Andy snapped a salute at her. ‘Aye, aye, ma’am.’

‘You know the drill: mingle.’

She watched Cree fade into the queer half-light, past the skateboard ramps and the barbecues toward the strip of half-a-dozen motels and bed-and-breakfast joints. Meanwhile Tank had wandered off toward the tents, where some of the kids were clustered around a campfire with blankets and guitars. They flickered in and out of the firelight and snatches of Dylan and Baez drifted toward her. Dylan and Baez. Even I’m too young for Dylan and Baez, she thought.

Otherwise there seemed to be no purposeful movement anywhere, only a sense of dreaminess. Waterloo was spread beneath the gentle moon and so far there hadn’t been a single pub brawl, drag race or outbreak of tears.

Pam took High Street first, going up as far as Blockbuster Video and the Thai restaurant, and back down to the foreshore reserve. She saw schoolies congregating outside the pubs and noodle and pizza outlets, but she also saw plenty of locals and their kids. Everyone was blissed out and so she developed a sense of waiting for things to go wrong. Midnight would come and the booze and drugs would run out and the buzz wear off, and disappointments and grievances would set in. She shouldn’t be alone then. The three of them would need to roam as a unit and watch each other’s backs.

Time drifted and Pam drifted. She wanted to feel alert but the night air was mild, subtly perfumed-the gardens in bloom; the ozone tang of the sea; even the dope the kids were smoking-and full of benign fellow-feeling.

Half hoping that she’d encounter Andy Cree, she drifted to where it was darkest, the rocks and the occasional scoops of sandy beach between the parkland and the mangroves. She picked her way left, toward the refinery, and then right, toward the next town, Penzance Beach, but not intending to walk anywhere near as far as that. Here and there she found lovers embracing, solitary dreamers, small huddles of murmuring schoolies, and all around her there was the suck and surge of the black water, the scrape of fabric against skin and soft moans, sighs and caught breaths. None of it was her business.

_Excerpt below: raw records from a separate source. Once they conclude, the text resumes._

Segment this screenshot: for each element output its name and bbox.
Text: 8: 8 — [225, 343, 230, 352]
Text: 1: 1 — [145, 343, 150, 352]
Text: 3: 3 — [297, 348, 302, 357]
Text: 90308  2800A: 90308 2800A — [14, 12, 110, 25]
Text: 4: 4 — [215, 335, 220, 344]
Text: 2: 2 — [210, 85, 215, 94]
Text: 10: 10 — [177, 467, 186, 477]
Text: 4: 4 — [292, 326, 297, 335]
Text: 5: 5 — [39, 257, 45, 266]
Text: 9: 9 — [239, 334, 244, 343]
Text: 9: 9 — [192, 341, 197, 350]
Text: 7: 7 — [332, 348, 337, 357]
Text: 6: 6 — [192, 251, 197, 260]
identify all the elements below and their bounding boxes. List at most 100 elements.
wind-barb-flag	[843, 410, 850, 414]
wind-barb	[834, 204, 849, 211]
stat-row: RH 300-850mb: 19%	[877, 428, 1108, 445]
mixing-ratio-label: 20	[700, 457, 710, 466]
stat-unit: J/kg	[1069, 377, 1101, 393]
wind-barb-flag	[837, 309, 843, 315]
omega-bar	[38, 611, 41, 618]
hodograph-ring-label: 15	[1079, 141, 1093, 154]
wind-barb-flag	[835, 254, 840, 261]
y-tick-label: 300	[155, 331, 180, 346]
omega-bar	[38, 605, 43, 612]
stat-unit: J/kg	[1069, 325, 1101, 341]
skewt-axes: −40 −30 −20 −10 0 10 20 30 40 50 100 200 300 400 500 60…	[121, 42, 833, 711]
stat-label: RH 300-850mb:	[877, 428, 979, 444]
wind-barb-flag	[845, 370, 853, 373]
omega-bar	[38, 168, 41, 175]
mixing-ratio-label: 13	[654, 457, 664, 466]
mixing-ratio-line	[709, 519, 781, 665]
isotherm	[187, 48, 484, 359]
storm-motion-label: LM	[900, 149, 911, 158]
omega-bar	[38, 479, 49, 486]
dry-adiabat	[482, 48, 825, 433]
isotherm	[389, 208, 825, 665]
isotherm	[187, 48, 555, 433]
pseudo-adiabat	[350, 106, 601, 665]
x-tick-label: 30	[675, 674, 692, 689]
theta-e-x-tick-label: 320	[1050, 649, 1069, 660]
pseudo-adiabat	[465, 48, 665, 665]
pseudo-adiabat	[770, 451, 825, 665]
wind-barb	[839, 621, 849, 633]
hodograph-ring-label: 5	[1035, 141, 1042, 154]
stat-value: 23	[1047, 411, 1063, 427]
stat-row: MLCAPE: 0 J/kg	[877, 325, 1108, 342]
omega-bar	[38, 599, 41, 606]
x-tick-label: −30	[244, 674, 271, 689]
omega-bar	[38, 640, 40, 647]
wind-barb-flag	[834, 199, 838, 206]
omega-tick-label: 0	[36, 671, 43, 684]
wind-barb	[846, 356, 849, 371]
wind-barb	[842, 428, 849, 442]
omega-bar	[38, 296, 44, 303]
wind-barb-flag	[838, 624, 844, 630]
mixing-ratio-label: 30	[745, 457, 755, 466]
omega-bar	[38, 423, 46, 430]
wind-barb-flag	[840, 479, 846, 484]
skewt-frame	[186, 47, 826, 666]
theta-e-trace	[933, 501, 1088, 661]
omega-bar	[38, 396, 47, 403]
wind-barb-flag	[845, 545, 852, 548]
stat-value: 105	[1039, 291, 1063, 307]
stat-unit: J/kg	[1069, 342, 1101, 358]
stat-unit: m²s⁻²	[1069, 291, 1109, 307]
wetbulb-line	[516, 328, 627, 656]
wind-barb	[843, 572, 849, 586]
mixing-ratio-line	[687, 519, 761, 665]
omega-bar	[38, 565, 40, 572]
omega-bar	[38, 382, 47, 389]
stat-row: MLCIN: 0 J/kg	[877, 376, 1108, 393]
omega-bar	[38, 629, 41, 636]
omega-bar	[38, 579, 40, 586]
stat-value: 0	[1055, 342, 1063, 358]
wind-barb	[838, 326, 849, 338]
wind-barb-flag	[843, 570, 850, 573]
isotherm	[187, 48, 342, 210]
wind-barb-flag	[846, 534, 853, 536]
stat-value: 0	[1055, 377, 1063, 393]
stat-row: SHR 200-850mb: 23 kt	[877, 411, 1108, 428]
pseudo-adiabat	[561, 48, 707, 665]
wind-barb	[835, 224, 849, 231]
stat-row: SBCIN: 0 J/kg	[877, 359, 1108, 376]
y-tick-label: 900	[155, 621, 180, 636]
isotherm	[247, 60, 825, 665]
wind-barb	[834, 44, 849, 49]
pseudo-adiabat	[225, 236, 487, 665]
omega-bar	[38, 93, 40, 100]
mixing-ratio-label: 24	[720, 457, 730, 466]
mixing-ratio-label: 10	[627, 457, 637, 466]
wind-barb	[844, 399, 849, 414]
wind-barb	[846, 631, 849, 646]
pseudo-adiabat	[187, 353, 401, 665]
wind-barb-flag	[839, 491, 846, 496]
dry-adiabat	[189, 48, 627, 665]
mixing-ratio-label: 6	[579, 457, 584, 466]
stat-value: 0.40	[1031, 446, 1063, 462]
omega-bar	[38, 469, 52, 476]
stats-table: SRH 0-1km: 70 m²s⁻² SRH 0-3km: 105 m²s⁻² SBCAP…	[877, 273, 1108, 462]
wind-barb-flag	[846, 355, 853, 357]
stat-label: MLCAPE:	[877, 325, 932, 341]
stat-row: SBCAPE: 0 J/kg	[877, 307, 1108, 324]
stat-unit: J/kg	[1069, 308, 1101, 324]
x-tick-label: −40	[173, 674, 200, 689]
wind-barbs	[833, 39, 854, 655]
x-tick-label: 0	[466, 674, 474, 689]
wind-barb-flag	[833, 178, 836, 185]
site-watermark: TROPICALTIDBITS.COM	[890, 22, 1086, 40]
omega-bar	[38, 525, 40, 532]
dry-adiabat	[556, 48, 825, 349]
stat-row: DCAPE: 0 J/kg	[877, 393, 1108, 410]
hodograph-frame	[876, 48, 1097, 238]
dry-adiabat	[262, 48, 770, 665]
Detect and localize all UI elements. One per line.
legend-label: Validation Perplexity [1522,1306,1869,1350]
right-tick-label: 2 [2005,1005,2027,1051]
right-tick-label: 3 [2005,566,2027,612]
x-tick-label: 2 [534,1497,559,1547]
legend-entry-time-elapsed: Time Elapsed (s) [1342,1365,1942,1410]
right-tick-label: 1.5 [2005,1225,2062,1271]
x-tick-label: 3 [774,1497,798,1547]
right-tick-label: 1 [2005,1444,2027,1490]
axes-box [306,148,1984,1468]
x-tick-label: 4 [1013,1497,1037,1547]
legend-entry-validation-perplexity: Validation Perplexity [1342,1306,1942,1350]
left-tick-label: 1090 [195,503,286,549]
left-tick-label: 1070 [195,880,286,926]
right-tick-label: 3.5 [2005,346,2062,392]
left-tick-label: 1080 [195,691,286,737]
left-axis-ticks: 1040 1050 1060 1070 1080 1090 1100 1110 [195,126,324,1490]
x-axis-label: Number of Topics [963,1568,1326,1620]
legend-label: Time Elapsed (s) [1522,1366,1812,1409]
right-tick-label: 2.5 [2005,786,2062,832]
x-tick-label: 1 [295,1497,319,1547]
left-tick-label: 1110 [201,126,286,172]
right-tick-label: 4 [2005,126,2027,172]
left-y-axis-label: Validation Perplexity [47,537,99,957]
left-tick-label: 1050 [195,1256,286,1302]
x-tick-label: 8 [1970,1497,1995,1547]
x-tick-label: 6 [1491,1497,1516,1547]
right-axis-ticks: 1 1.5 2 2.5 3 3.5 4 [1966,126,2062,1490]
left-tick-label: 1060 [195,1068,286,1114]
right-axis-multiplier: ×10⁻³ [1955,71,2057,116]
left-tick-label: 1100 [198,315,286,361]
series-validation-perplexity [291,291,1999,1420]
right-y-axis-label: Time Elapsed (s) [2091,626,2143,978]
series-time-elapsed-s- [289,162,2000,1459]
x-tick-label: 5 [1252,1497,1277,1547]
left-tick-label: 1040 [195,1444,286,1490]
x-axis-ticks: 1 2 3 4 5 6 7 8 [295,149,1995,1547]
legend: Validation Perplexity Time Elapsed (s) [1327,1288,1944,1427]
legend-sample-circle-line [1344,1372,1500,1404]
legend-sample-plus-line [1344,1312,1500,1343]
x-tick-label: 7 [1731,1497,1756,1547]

Then she clambered over a breakwater, attracted by sounds of distress. In the shredded moonlight she saw the oily mud and spindly lines of a mangrove pocket, and a kid floundering there, sunk to his shins. She saw him retch violently, waver upright, wipe his chin, pitch over at the waist again. He was almost naked, wearing only red scraps over his groin, as though his underpants had become skewed as he struggled against the mud and his impulse to retch.

Pam climbed down the slick rocks and reached the spongy mud. The moon above her was no longer red but a high, misty white orb that slipped in and out of scrappy clouds. Tricky light, but Pam saw, as she got closer, that the boy was naked. It wasn’t cotton fabric on and around his groin but something like paint or lipstick, applied in thick, bold stripes.

‘The bitch poisoned me,’ Josh Brownlee said wretchedly.